Attraversarono alcune strade innevate, quando si aprì la porta di una casetta. Una donna, avvolta in uno scialle caldo, stava sulla soglia.
— Ettore! Dove eri finito, monello?! — iniziò, ma vedendo Giovanni tremante, si fermò. — Santo cielo… Sta male?
Giovanni voleva dire che poteva farcela, ma dalla gola uscì solo un suono rauco.
— Sta gelando! Entri subito! — esclamò, prendendolo per mano e tirandolo quasi di forza dentro casa.
Giovanni si svegliò in una stanza calda. L’aria era pervasa dall’aroma di caffè fresco e qualcosa di dolce, forse brioche alla cannella. Non capì subito dove si trovasse, ma il calore si diffondeva nel corpo, scacciando il freddo e la paura.
— Buongiorno, — disse una voce dolce.
Si girò. La donna che l’aveva salvato era sulla porta con un vassoio tra le mani.
— Mi chiamo Elena, — sorrise. — E lei?
— Giovanni…
— Bene, Giovanni, — il suo sorriso si allargò, — il mio Ettore raramente porta gente a casa. È stato fortunato.
Giovanni rispose con un sorriso debole.
— Non so come ringraziarla…
— Mi dica come è finito per strada con questo freddo, — chiese mentre posava il vassoio sul tavolo.

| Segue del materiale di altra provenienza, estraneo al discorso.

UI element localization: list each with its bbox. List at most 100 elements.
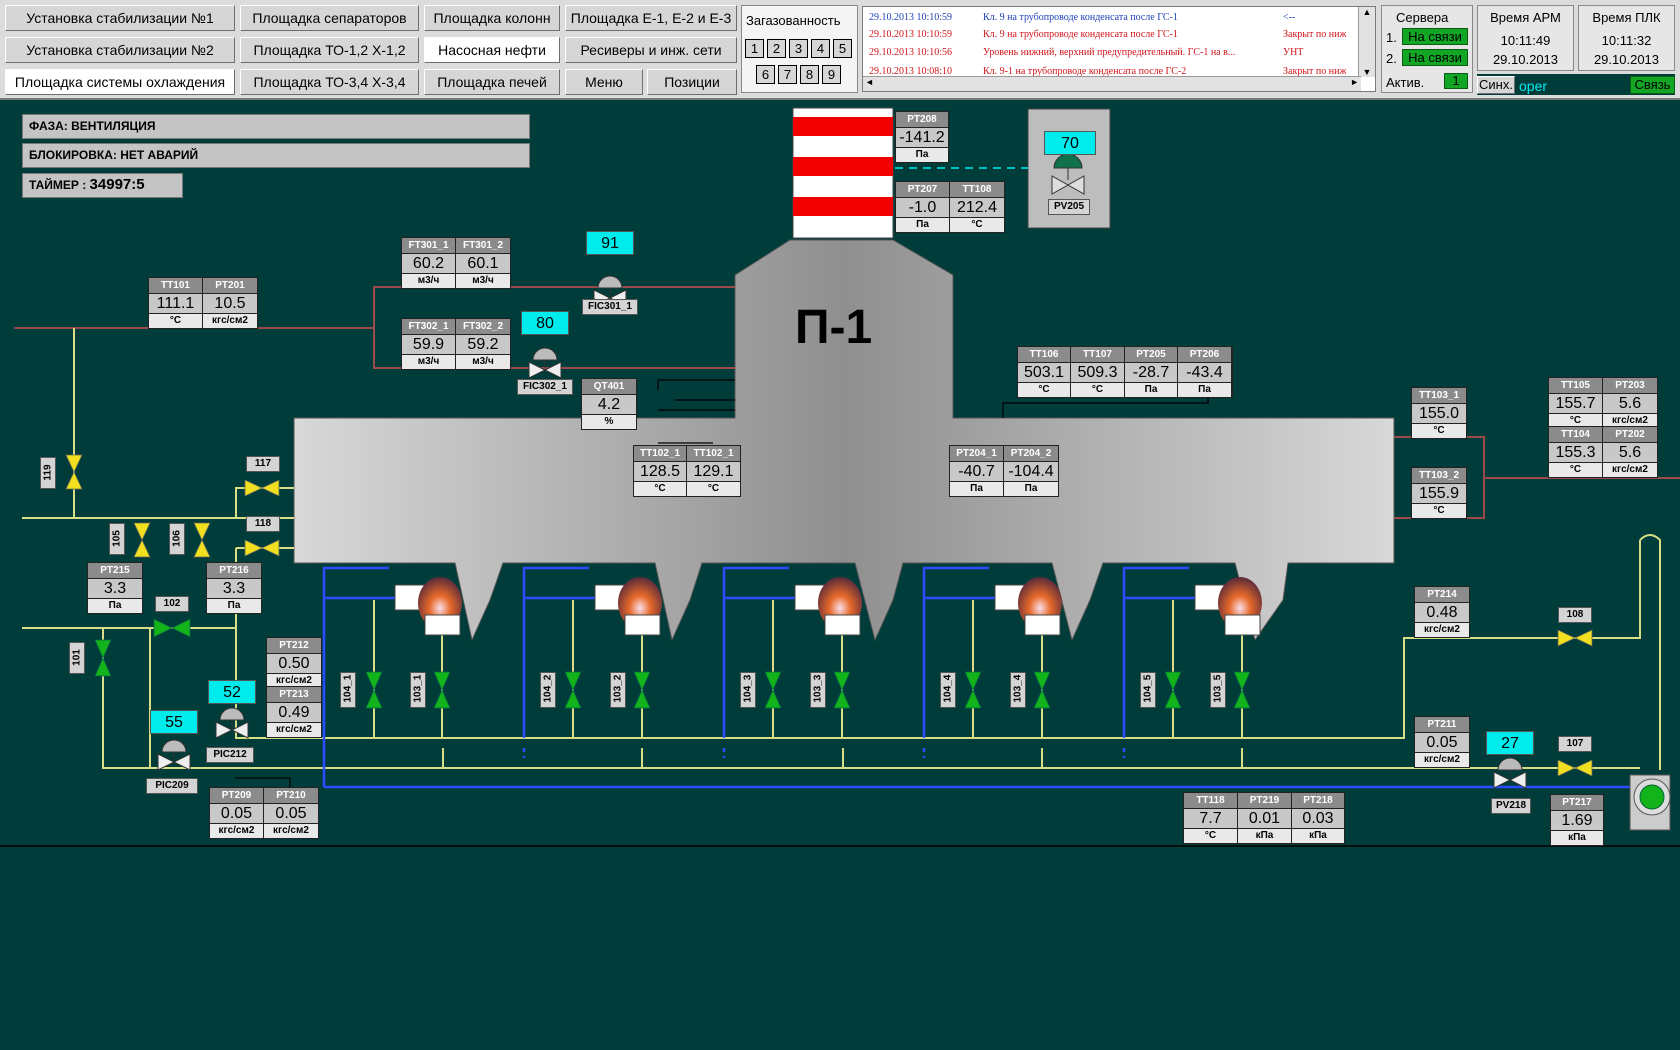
readout-value: 129.1 (687, 462, 740, 481)
valve-118-tag[interactable]: 118 (246, 516, 280, 532)
readout-value: 111.1 (149, 294, 202, 313)
readout-pt213[interactable]: PT213 0.49 кгс/см2 (266, 686, 322, 738)
readout-pt207-tt108[interactable]: PT207 TT108 -1.0 212.4 Па °C (895, 181, 1005, 233)
readout-value: 3.3 (207, 579, 261, 598)
valve-103-2-tag[interactable]: 103_2 (610, 672, 626, 708)
pv205-position[interactable]: 70 (1044, 131, 1096, 155)
furnace-title: П-1 (795, 301, 873, 354)
readout-unit: кПа (1551, 831, 1603, 845)
readout-tag: TT101 (149, 278, 202, 293)
readout-ft302[interactable]: FT302_1 FT302_2 59.9 59.2 м3/ч м3/ч (401, 318, 511, 370)
readout-value: 5.6 (1603, 443, 1657, 462)
readout-tag: TT103_2 (1412, 468, 1466, 483)
readout-qt401[interactable]: QT401 4.2% (581, 378, 637, 430)
pic212-position[interactable]: 52 (208, 680, 256, 704)
readout-unit: м3/ч (456, 355, 510, 369)
readout-unit: °C (1412, 424, 1466, 438)
valve-107-tag[interactable]: 107 (1558, 736, 1592, 752)
valve-104-4-tag[interactable]: 104_4 (940, 672, 956, 708)
readout-ft301[interactable]: FT301_1 FT301_2 60.2 60.1 м3/ч м3/ч (401, 237, 511, 289)
readout-pt204[interactable]: PT204_1 PT204_2 -40.7 -104.4 Па Па (949, 445, 1059, 497)
readout-unit: кгс/см2 (210, 824, 263, 838)
readout-value: 155.0 (1412, 404, 1466, 423)
fic301-tag[interactable]: FIC301_1 (582, 299, 638, 315)
readout-unit: кПа (1292, 829, 1344, 843)
valve-103-5-tag[interactable]: 103_5 (1210, 672, 1226, 708)
readout-tag: PT216 (207, 563, 261, 578)
valve-105-tag[interactable]: 105 (109, 523, 125, 555)
valve-103-4-tag[interactable]: 103_4 (1010, 672, 1026, 708)
readout-pt215[interactable]: PT215 3.3 Па (87, 562, 143, 614)
valve-117-tag[interactable]: 117 (246, 456, 280, 472)
readout-tt104-pt202[interactable]: TT104 PT202 155.3 5.6 °C кгс/см2 (1548, 426, 1658, 478)
readout-value: 0.49 (267, 703, 321, 722)
readout-tag: PT213 (267, 687, 321, 702)
readout-tt103-2[interactable]: TT103_2 155.9 °C (1411, 467, 1467, 519)
readout-value: 3.3 (88, 579, 142, 598)
valve-104-2-tag[interactable]: 104_2 (540, 672, 556, 708)
pv205-tag[interactable]: PV205 (1048, 199, 1090, 215)
readout-unit: кгс/см2 (264, 824, 318, 838)
valve-108-tag[interactable]: 108 (1558, 607, 1592, 623)
pic212-tag[interactable]: PIC212 (206, 747, 254, 763)
readout-unit: Па (1004, 482, 1058, 496)
readout-unit: Па (207, 599, 261, 613)
readout-tag: TT105 (1549, 378, 1602, 393)
readout-tag: TT104 (1549, 427, 1602, 442)
readout-tag: TT118 (1184, 793, 1237, 808)
readout-value: 509.3 (1071, 363, 1124, 382)
pic209-position[interactable]: 55 (150, 710, 198, 734)
fic302-position[interactable]: 80 (521, 311, 569, 335)
fan-icon (1629, 774, 1671, 831)
valve-106-tag[interactable]: 106 (169, 523, 185, 555)
readout-unit: Па (1178, 383, 1231, 397)
readout-value: 0.05 (210, 804, 263, 823)
readout-tt105-pt203[interactable]: TT105 PT203 155.7 5.6 °C кгс/см2 (1548, 377, 1658, 429)
readout-pt211[interactable]: PT211 0.05 кгс/см2 (1414, 716, 1470, 768)
readout-tag: PT218 (1292, 793, 1344, 808)
readout-value: 60.2 (402, 254, 455, 273)
readout-pt209-pt210[interactable]: PT209 PT210 0.05 0.05 кгс/см2 кгс/см2 (209, 787, 319, 839)
valve-119-tag[interactable]: 119 (40, 457, 56, 489)
readout-value: 0.05 (1415, 733, 1469, 752)
readout-pt217[interactable]: PT217 1.69 кПа (1550, 794, 1604, 846)
readout-unit: °C (1412, 504, 1466, 518)
valve-101-tag[interactable]: 101 (69, 642, 85, 674)
readout-tt118-pt218[interactable]: TT118 PT219 PT218 7.7 0.01 0.03 °C кПа кПа (1183, 792, 1345, 844)
readout-unit: °C (950, 218, 1004, 232)
pv218-tag[interactable]: PV218 (1491, 798, 1531, 814)
readout-tt106-pt206[interactable]: TT106 TT107 PT205 PT206 503.1 509.3 -28.7 -43.… (1017, 346, 1233, 398)
readout-value: 7.7 (1184, 809, 1237, 828)
readout-tag: FT302_1 (402, 319, 455, 334)
readout-unit: °C (634, 482, 686, 496)
valve-104-5-tag[interactable]: 104_5 (1140, 672, 1156, 708)
valve-104-3-tag[interactable]: 104_3 (740, 672, 756, 708)
readout-pt208[interactable]: PT208 -141.2 Па (895, 111, 949, 163)
readout-unit: м3/ч (402, 355, 455, 369)
pv218-position[interactable]: 27 (1486, 731, 1534, 755)
valve-103-1-tag[interactable]: 103_1 (410, 672, 426, 708)
fic302-tag[interactable]: FIC302_1 (517, 379, 573, 395)
readout-value: 0.50 (267, 654, 321, 673)
readout-value: -43.4 (1178, 363, 1231, 382)
readout-tt102[interactable]: TT102_1 TT102_1 128.5 129.1 °C °C (633, 445, 741, 497)
readout-tag: FT301_1 (402, 238, 455, 253)
readout-pt212[interactable]: PT212 0.50 кгс/см2 (266, 637, 322, 689)
readout-tt103-1[interactable]: TT103_1 155.0 °C (1411, 387, 1467, 439)
pic209-tag[interactable]: PIC209 (146, 778, 198, 794)
readout-tt101-pt201[interactable]: TT101 PT201 111.1 10.5 °C кгс/см2 (148, 277, 258, 329)
readout-unit: кгс/см2 (1415, 623, 1469, 637)
fic301-position[interactable]: 91 (586, 231, 634, 255)
readout-tag: PT202 (1603, 427, 1657, 442)
readout-value: -141.2 (896, 128, 948, 147)
readout-value: -40.7 (950, 462, 1003, 481)
readout-tag: TT108 (950, 182, 1004, 197)
valve-104-1-tag[interactable]: 104_1 (340, 672, 356, 708)
readout-unit: °C (1549, 463, 1602, 477)
readout-unit: кгс/см2 (203, 314, 257, 328)
readout-value: 155.3 (1549, 443, 1602, 462)
valve-103-3-tag[interactable]: 103_3 (810, 672, 826, 708)
valve-102-tag[interactable]: 102 (155, 596, 189, 612)
readout-pt216[interactable]: PT216 3.3 Па (206, 562, 262, 614)
readout-pt214[interactable]: PT214 0.48 кгс/см2 (1414, 586, 1470, 638)
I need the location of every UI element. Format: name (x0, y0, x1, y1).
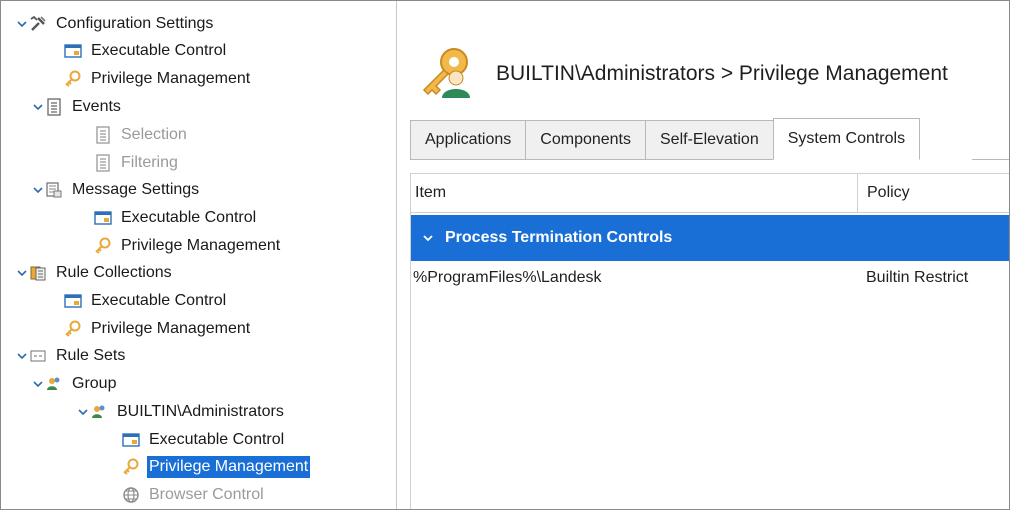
cell-item: %ProgramFiles%\Landesk (413, 269, 602, 286)
navigation-tree: Configuration Settings Executable Contro… (1, 1, 397, 509)
tree-item-privilege-management[interactable]: Privilege Management (64, 316, 252, 342)
window-icon (122, 431, 140, 449)
group-row-process-termination[interactable]: Process Termination Controls (411, 215, 1009, 261)
page-title: BUILTIN\Administrators > Privilege Manag… (496, 62, 948, 85)
tree-item-privilege-management-selected[interactable]: Privilege Management (122, 454, 311, 480)
key-user-icon (64, 320, 82, 338)
tree-item-label: Privilege Management (147, 456, 311, 478)
tree-item-label: Rule Sets (56, 347, 126, 364)
window-icon (94, 209, 112, 227)
tree-item-executable-control[interactable]: Executable Control (122, 427, 286, 453)
tree-item-label: Configuration Settings (56, 15, 214, 32)
tree-item-label: Privilege Management (91, 320, 251, 337)
tree-item-label: Browser Control (149, 486, 264, 503)
tree-item-label: BUILTIN\Administrators (117, 403, 284, 420)
users-group-icon (90, 403, 108, 421)
tab-divider (972, 159, 1009, 160)
tree-item-label: Privilege Management (91, 70, 251, 87)
tab-self-elevation[interactable]: Self-Elevation (645, 120, 773, 160)
chevron-down-icon[interactable] (423, 234, 433, 242)
chevron-down-icon[interactable] (31, 371, 45, 397)
tree-item-rule-collections[interactable]: Rule Collections (15, 260, 174, 286)
tab-applications[interactable]: Applications (410, 120, 526, 160)
tree-item-browser-control[interactable]: Browser Control (122, 482, 266, 508)
tab-components[interactable]: Components (525, 120, 645, 160)
key-user-icon (418, 44, 474, 105)
column-header-policy[interactable]: Policy (863, 174, 910, 212)
users-group-icon (45, 375, 63, 393)
tab-bar: Applications Components Self-Elevation S… (410, 118, 921, 160)
tree-item-privilege-management[interactable]: Privilege Management (94, 233, 282, 259)
tree-item-selection[interactable]: Selection (94, 122, 189, 148)
key-user-icon (94, 237, 112, 255)
collection-icon (29, 264, 47, 282)
tree-item-privilege-management[interactable]: Privilege Management (64, 66, 252, 92)
tree-item-label: Selection (121, 126, 187, 143)
column-separator[interactable] (857, 174, 858, 212)
tree-item-label: Privilege Management (121, 237, 281, 254)
window-icon (64, 292, 82, 310)
chevron-down-icon[interactable] (76, 399, 90, 425)
document-list-icon (45, 98, 63, 116)
rule-set-icon (29, 347, 47, 365)
tree-item-executable-control[interactable]: Executable Control (94, 205, 258, 231)
tree-item-builtin-administrators[interactable]: BUILTIN\Administrators (76, 399, 286, 425)
key-user-icon (122, 458, 140, 476)
tools-icon (29, 15, 47, 33)
cell-policy: Builtin Restrict (866, 269, 969, 286)
tree-item-label: Filtering (121, 154, 178, 171)
tree-item-label: Group (72, 375, 117, 392)
message-icon (45, 181, 63, 199)
document-list-icon (94, 154, 112, 172)
chevron-down-icon[interactable] (15, 343, 29, 369)
tree-item-label: Executable Control (121, 209, 257, 226)
document-list-icon (94, 126, 112, 144)
tab-system-controls[interactable]: System Controls (772, 118, 921, 160)
tree-item-label: Rule Collections (56, 264, 172, 281)
tree-item-label: Executable Control (91, 292, 227, 309)
tree-item-filtering[interactable]: Filtering (94, 150, 180, 176)
items-grid: Item Policy Process Termination Controls… (410, 173, 1009, 509)
tree-item-executable-control[interactable]: Executable Control (64, 38, 228, 64)
tree-item-label: Message Settings (72, 181, 200, 198)
page-header: BUILTIN\Administrators > Privilege Manag… (418, 39, 948, 109)
details-pane: BUILTIN\Administrators > Privilege Manag… (398, 1, 1009, 509)
group-label: Process Termination Controls (445, 229, 673, 246)
tree-item-executable-control[interactable]: Executable Control (64, 288, 228, 314)
tree-item-message-settings[interactable]: Message Settings (31, 177, 201, 203)
chevron-down-icon[interactable] (15, 260, 29, 286)
tree-item-label: Executable Control (91, 42, 227, 59)
tree-item-group[interactable]: Group (31, 371, 118, 397)
chevron-down-icon[interactable] (31, 94, 45, 120)
tree-item-rule-sets[interactable]: Rule Sets (15, 343, 127, 369)
tree-item-label: Events (72, 98, 121, 115)
tree-item-configuration-settings[interactable]: Configuration Settings (15, 11, 215, 37)
key-user-icon (64, 70, 82, 88)
column-header-item[interactable]: Item (411, 174, 446, 212)
tree-item-events[interactable]: Events (31, 94, 123, 120)
chevron-down-icon[interactable] (31, 177, 45, 203)
tree-item-label: Executable Control (149, 431, 285, 448)
chevron-down-icon[interactable] (15, 11, 29, 37)
globe-icon (122, 486, 140, 504)
window-icon (64, 42, 82, 60)
table-row[interactable]: %ProgramFiles%\Landesk Builtin Restrict (411, 263, 1009, 293)
grid-header: Item Policy (411, 173, 1009, 213)
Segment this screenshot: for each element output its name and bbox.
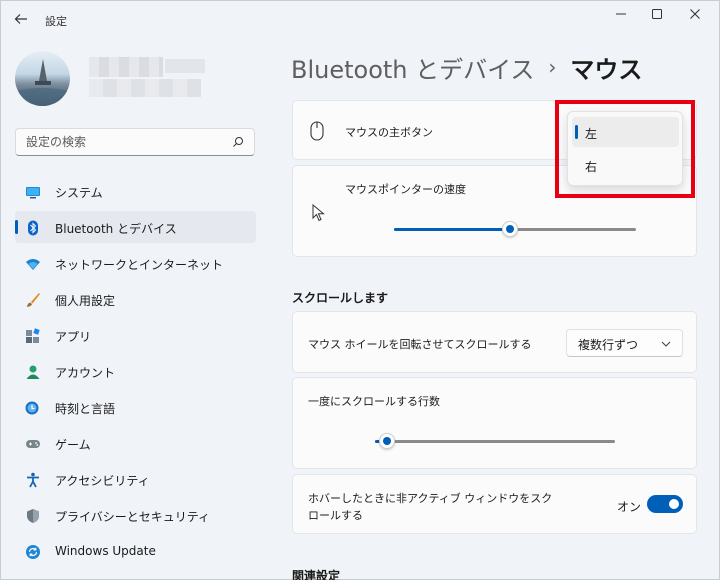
scroll-lines-card: 一度にスクロールする行数 xyxy=(292,377,697,469)
pointer-speed-fill xyxy=(394,228,510,231)
sidebar-nav: システム Bluetooth とデバイス ネットワークとインターネット 個人用設… xyxy=(15,175,256,571)
pointer-icon xyxy=(312,204,325,222)
sidebar-item-time-language[interactable]: 時刻と言語 xyxy=(15,391,256,423)
close-button[interactable] xyxy=(677,3,713,25)
sidebar-item-accessibility[interactable]: アクセシビリティ xyxy=(15,463,256,495)
user-profile[interactable] xyxy=(15,51,255,107)
app-title: 設定 xyxy=(45,15,67,28)
search-input[interactable] xyxy=(26,134,226,150)
shield-icon xyxy=(27,509,39,523)
bluetooth-icon xyxy=(28,220,38,236)
sidebar-item-network[interactable]: ネットワークとインターネット xyxy=(15,247,256,279)
pointer-speed-label: マウスポインターの速度 xyxy=(345,183,466,196)
page-title: マウス xyxy=(570,55,643,84)
close-icon xyxy=(690,9,700,19)
network-icon xyxy=(26,259,40,270)
mouse-icon xyxy=(310,121,324,141)
breadcrumb: Bluetooth とデバイス › マウス xyxy=(291,50,643,85)
minimize-button[interactable] xyxy=(603,3,639,25)
accessibility-icon xyxy=(27,472,39,488)
breadcrumb-separator: › xyxy=(548,55,557,79)
sidebar-item-bluetooth[interactable]: Bluetooth とデバイス xyxy=(15,211,256,243)
back-button[interactable] xyxy=(11,9,31,29)
inactive-scroll-toggle[interactable] xyxy=(647,495,683,513)
wheel-scroll-value: 複数行ずつ xyxy=(578,338,639,352)
inactive-scroll-label-line2: ロールする xyxy=(308,509,363,522)
time-language-icon xyxy=(25,401,39,415)
system-icon xyxy=(26,187,40,199)
toggle-knob xyxy=(669,499,679,509)
sidebar-item-personalization[interactable]: 個人用設定 xyxy=(15,283,256,315)
title-bar: 設定 xyxy=(1,1,720,35)
chevron-down-icon xyxy=(661,341,671,347)
toggle-state-label: オン xyxy=(617,500,642,514)
brush-icon xyxy=(26,293,40,307)
wheel-scroll-label: マウス ホイールを回転させてスクロールする xyxy=(308,338,532,351)
settings-search[interactable] xyxy=(15,128,255,156)
windows-update-icon xyxy=(26,545,40,559)
scroll-lines-label: 一度にスクロールする行数 xyxy=(308,395,440,408)
back-arrow-icon xyxy=(14,14,27,24)
account-icon xyxy=(26,365,40,379)
sidebar-item-apps[interactable]: アプリ xyxy=(15,319,256,351)
maximize-button[interactable] xyxy=(639,3,675,25)
blurred-email xyxy=(89,79,201,97)
apps-icon xyxy=(26,328,40,343)
gamepad-icon xyxy=(26,440,40,448)
sidebar-item-accounts[interactable]: アカウント xyxy=(15,355,256,387)
blurred-username xyxy=(89,57,163,77)
primary-button-label: マウスの主ボタン xyxy=(345,126,433,139)
sidebar-item-gaming[interactable]: ゲーム xyxy=(15,427,256,459)
settings-window: 設定 システム xyxy=(0,0,720,580)
highlight-frame xyxy=(555,100,695,198)
pointer-speed-slider[interactable] xyxy=(394,221,636,237)
scroll-section-title: スクロールします xyxy=(292,291,389,305)
sidebar-item-system[interactable]: システム xyxy=(15,175,256,207)
breadcrumb-parent-link[interactable]: Bluetooth とデバイス xyxy=(291,50,534,85)
sidebar-item-windows-update[interactable]: Windows Update xyxy=(15,535,256,567)
pointer-speed-thumb[interactable] xyxy=(502,221,518,237)
search-icon xyxy=(233,137,243,147)
scroll-lines-thumb[interactable] xyxy=(379,433,395,449)
sidebar-item-privacy[interactable]: プライバシーとセキュリティ xyxy=(15,499,256,531)
avatar xyxy=(15,51,70,106)
scroll-lines-slider[interactable] xyxy=(375,433,615,449)
minimize-icon xyxy=(616,13,626,15)
wheel-scroll-select[interactable]: 複数行ずつ xyxy=(566,329,683,357)
inactive-scroll-label-line1: ホバーしたときに非アクティブ ウィンドウをスク xyxy=(308,492,553,505)
maximize-icon xyxy=(652,9,662,19)
related-settings-title: 関連設定 xyxy=(292,569,341,580)
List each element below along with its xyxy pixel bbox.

Giovanni esitò. Ma negli occhi di Elena c’era tanta sincera partecipazione che improvvisamente raccontò tutto: della casa, del figlio, di come era stato tradito da coloro per cui aveva vissuto.
Quando finì, nella stanza calò un silenzio pesante.
— Rimanga da me, — disse improvvisamente Elena.
Giovanni la guardò, pieno di sorpresa.
— Cosa?
— Vivo sola, io ed Ettore. Mi manca qualcuno vicino, e a lei serve una casa.
— Non so neanche cosa dire…
— Dica “sì”, — sorrise di nuovo, ed Ettore, come per approvare, spinse il muso contro la sua mano.
In quel momento Giovanni capì: aveva trovato una nuova famiglia.
Dopo alcuni mesi, con l’aiuto di Elena, si rivolse al tribunale. I documenti che Marco l’aveva costretto a firmare furono dichiarati nulli. La casa tornò da lui.
Ma Giovanni non ci tornò.
— Quel posto non è più mio, — disse piano, guardando Elena. — Che lo prendano.
— Giusto così, — annuì lei. — Perché ora la tua casa è qui.
Guardò Ettore, la cucina accogliente, la donna che gli aveva donato calore e speranza. La vita non era finita, stava solo cominciando, e per la prima volta da molti anni Giovanni si sentì che poteva ancora essere felice.